Au chapitre des défis toujours, force est de relever que le fauteuil du président de la République n’a toujours pas été occupé par une femme au Sénégal. Un véritable challenge. En atteste les résultats de la présidentielle du 26 février 2012 qui a vu, pour la première fois dans l’histoire du Sénégal indépendant, la candidature de femmes à l’élection présidentielle, les deux seules candidates, parmi les 14, à briguer la magistrature suprême, n’ont récolté que 0,31% des suffrages valablement exprimés.

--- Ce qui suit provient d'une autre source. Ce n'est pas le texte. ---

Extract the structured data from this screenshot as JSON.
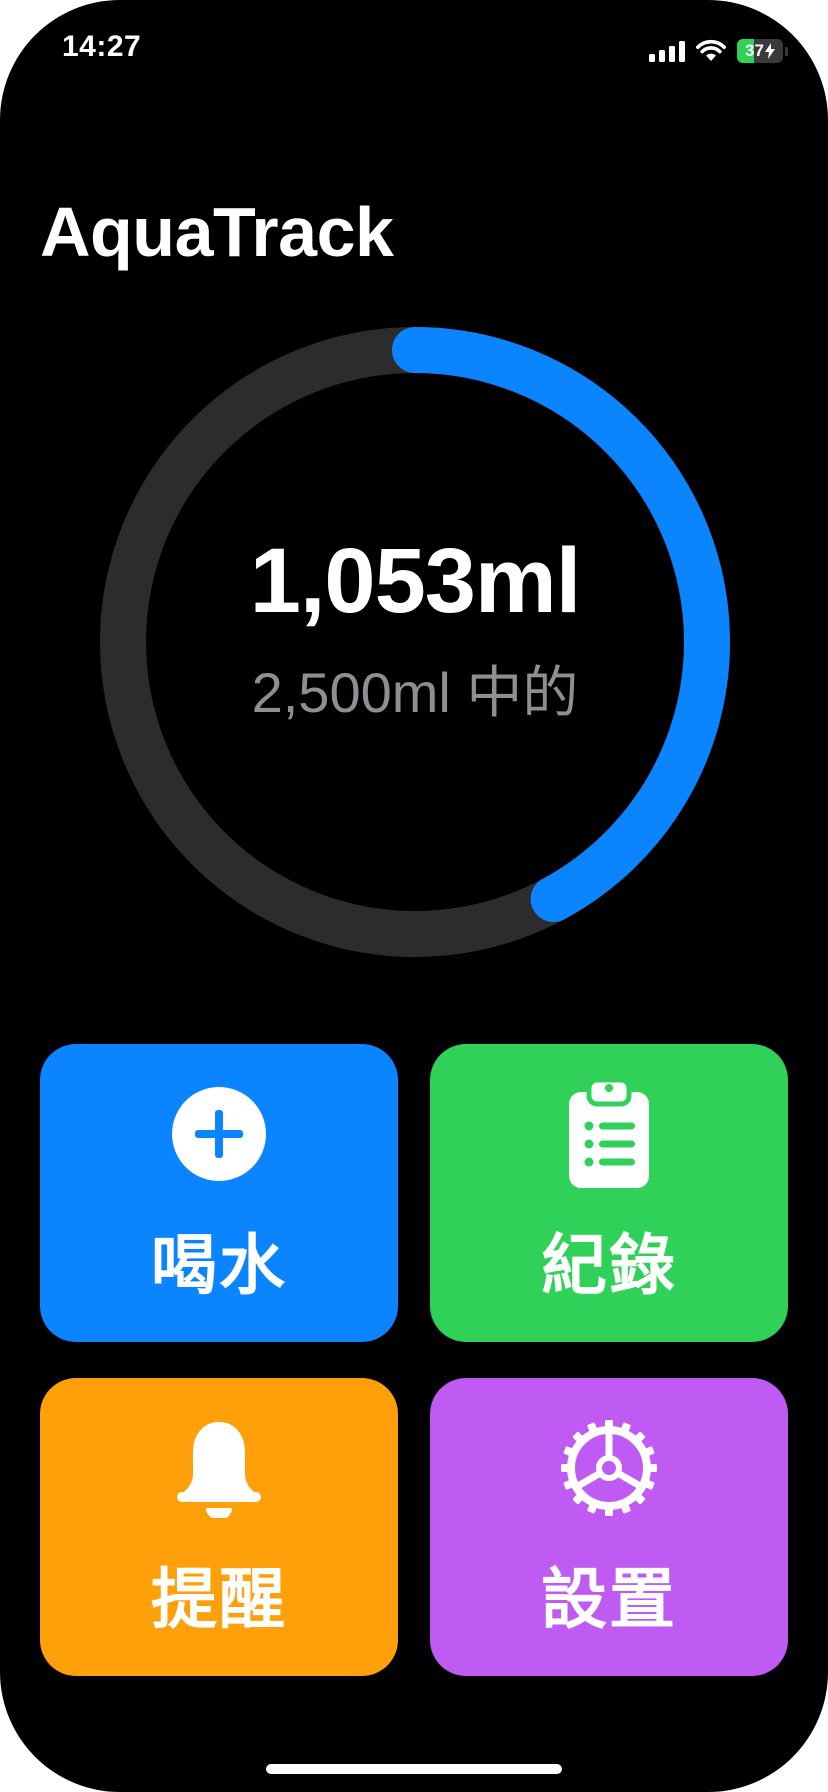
{
  "status_bar": {
    "time": "14:27",
    "battery_level": "37",
    "battery_fraction": 0.37,
    "battery_charging": true,
    "icons": [
      "signal-icon",
      "wifi-icon",
      "battery-icon"
    ]
  },
  "app": {
    "title": "AquaTrack"
  },
  "progress": {
    "intake_label": "1,053ml",
    "goal_label": "2,500ml 中的",
    "intake_ml": 1053,
    "goal_ml": 2500,
    "fraction": 0.4212,
    "track_color": "#2c2c2e",
    "fill_color": "#0a84ff"
  },
  "tiles": [
    {
      "label": "喝水",
      "icon": "plus-circle-icon",
      "color": "#0a84ff"
    },
    {
      "label": "紀錄",
      "icon": "clipboard-list-icon",
      "color": "#30d158"
    },
    {
      "label": "提醒",
      "icon": "bell-icon",
      "color": "#ff9f0a"
    },
    {
      "label": "設置",
      "icon": "gear-icon",
      "color": "#bf5af2"
    }
  ]
}
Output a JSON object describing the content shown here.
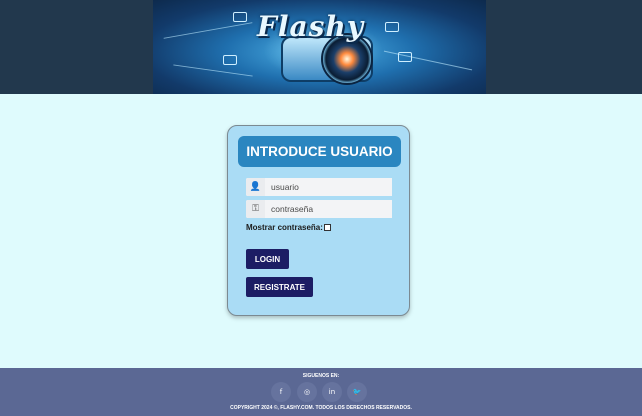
{
  "header": {
    "logo_text": "Flashy"
  },
  "login": {
    "title": "INTRODUCE USUARIO",
    "username_placeholder": "usuario",
    "password_placeholder": "contraseña",
    "username_icon": "user-icon",
    "password_icon": "key-icon",
    "show_password_label": "Mostrar contraseña:",
    "login_button": "LOGIN",
    "register_button": "REGISTRATE"
  },
  "footer": {
    "follow_text": "SIGUENOS EN:",
    "social": [
      {
        "icon": "facebook-icon",
        "glyph": "f"
      },
      {
        "icon": "instagram-icon",
        "glyph": "◎"
      },
      {
        "icon": "linkedin-icon",
        "glyph": "in"
      },
      {
        "icon": "twitter-icon",
        "glyph": "🐦"
      }
    ],
    "copyright": "COPYRIGHT 2024 ©, FLASHY.COM. TODOS LOS DERECHOS RESERVADOS."
  },
  "colors": {
    "header_bg": "#22384d",
    "page_bg": "#dffbfd",
    "card_bg": "#aadcf5",
    "title_bg": "#2a86c0",
    "button_bg": "#1c1d64",
    "footer_bg": "#5b6894"
  }
}
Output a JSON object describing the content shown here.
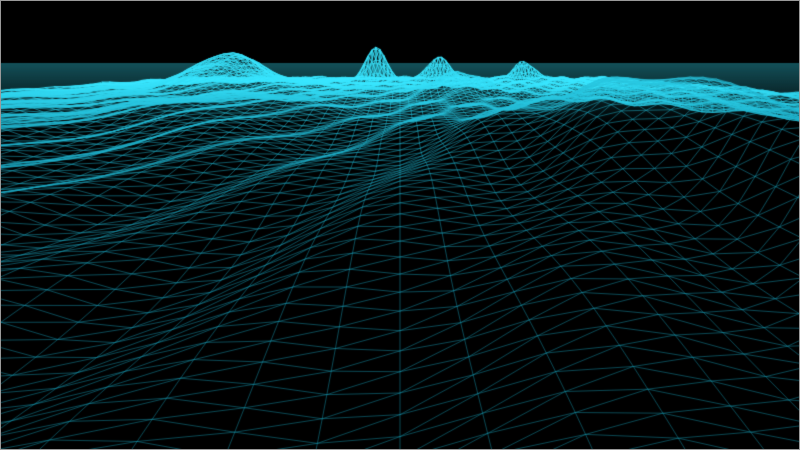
{
  "scene": {
    "type": "wireframe-terrain",
    "colors": {
      "background": "#000000",
      "wire_far": "#38e6ff",
      "wire_near": "#1aa9c4",
      "frame_border": "#9a9a9a"
    },
    "visible_text": []
  }
}
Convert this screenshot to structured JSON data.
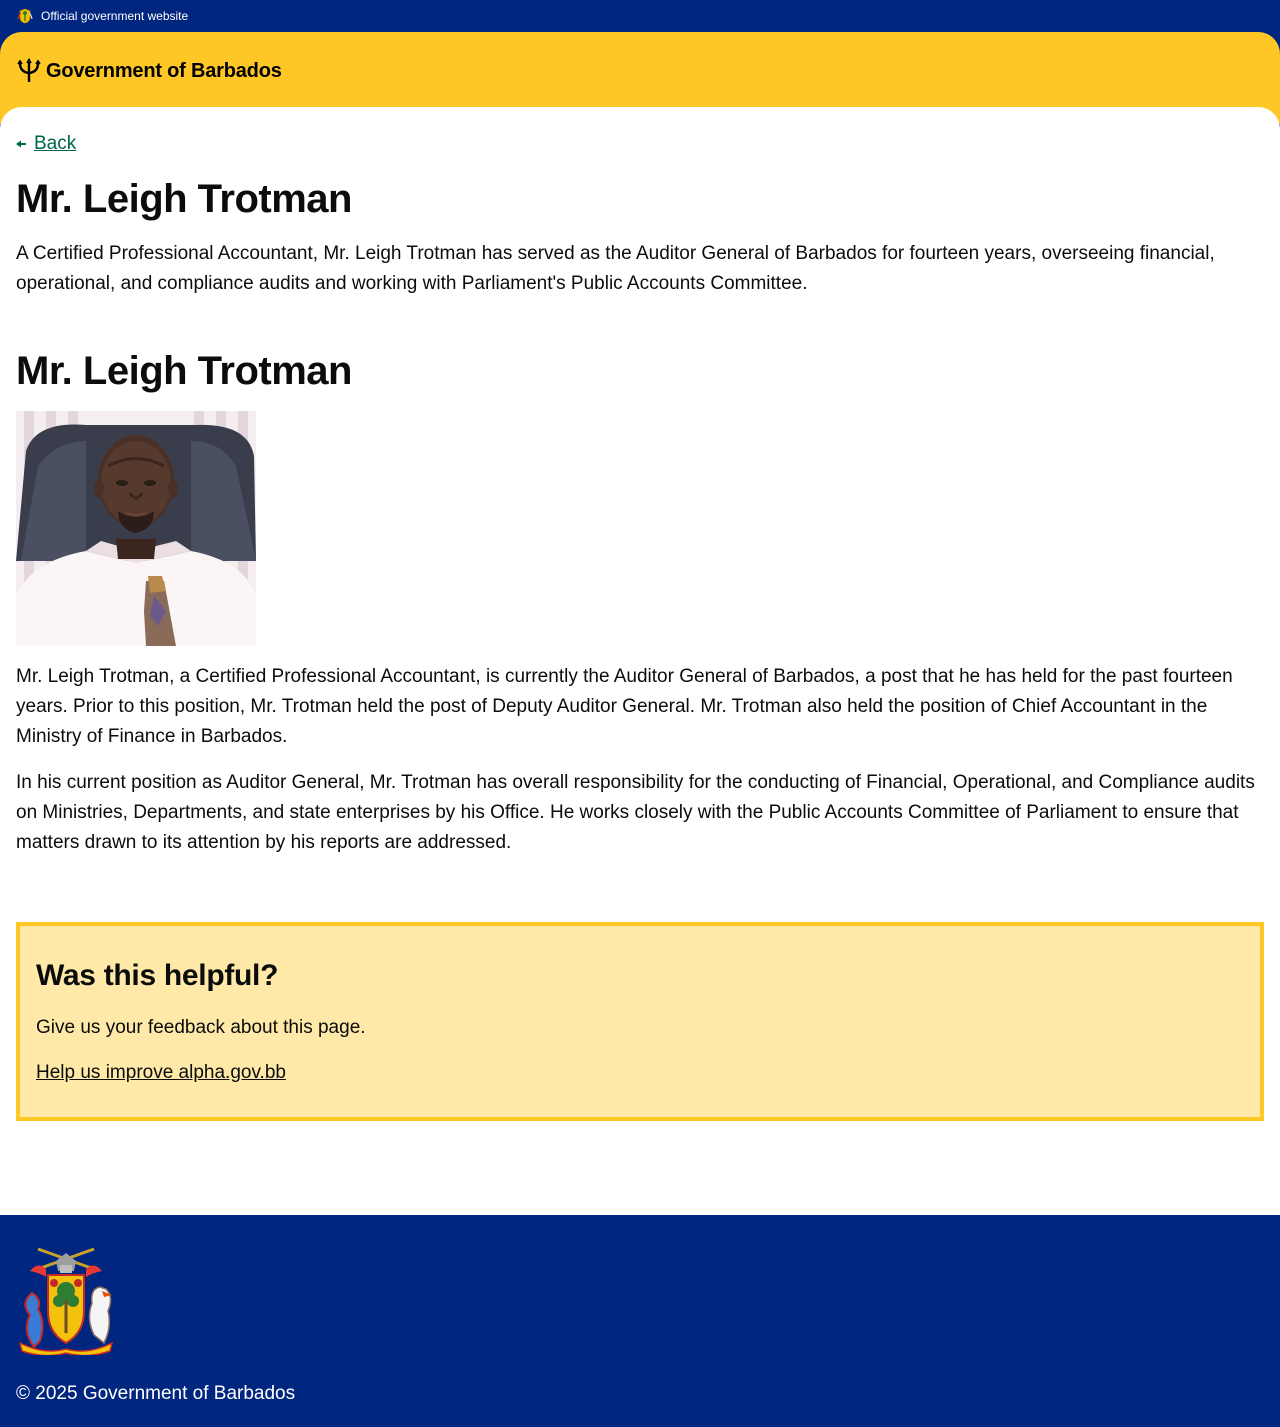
{
  "topbar": {
    "official_text": "Official government website",
    "crest_icon": "barbados-crest-icon"
  },
  "header": {
    "brand_text": "Government of Barbados",
    "brand_icon": "trident-icon",
    "brand_color": "#ffc726"
  },
  "nav": {
    "back_label": "Back",
    "back_icon": "arrow-left-icon",
    "link_color": "#00654a"
  },
  "page": {
    "title": "Mr. Leigh Trotman",
    "summary": "A Certified Professional Accountant, Mr. Leigh Trotman has served as the Auditor General of Barbados for fourteen years, overseeing financial, operational, and compliance audits and working with Parliament's Public Accounts Committee."
  },
  "profile": {
    "heading": "Mr. Leigh Trotman",
    "bio_paragraphs": [
      "Mr. Leigh Trotman, a Certified Professional Accountant, is currently the Auditor General of Barbados, a post that he has held for the past fourteen years. Prior to this position, Mr. Trotman held the post of Deputy Auditor General. Mr. Trotman also held the position of Chief Accountant in the Ministry of Finance in Barbados.",
      "In his current position as Auditor General, Mr. Trotman has overall responsibility for the conducting of Financial, Operational, and Compliance audits on Ministries, Departments, and state enterprises by his Office. He works closely with the Public Accounts Committee of Parliament to ensure that matters drawn to its attention by his reports are addressed."
    ]
  },
  "feedback": {
    "heading": "Was this helpful?",
    "text": "Give us your feedback about this page.",
    "link_label": "Help us improve alpha.gov.bb",
    "bg_color": "#ffe9a8",
    "border_color": "#ffc726"
  },
  "footer": {
    "copyright": "© 2025 Government of Barbados",
    "coat_of_arms_icon": "coat-of-arms-icon",
    "bg_color": "#00267f"
  }
}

Néanmoins, elles continuent de gagner du terrain pour ce qui est des postes électifs. Pour la présidentielle de cette année, prévue ce 24 mars, sur 19 candidats retenus par le Conseil constitutionnel, il n’y a qu’une seule femme, en la personne d’Anta Babacar Ngom. Ce qui nous amène à nous demander si notre pays est encore prêt à porter une femme à la magistrature suprême ? L’avenir nous édifiera.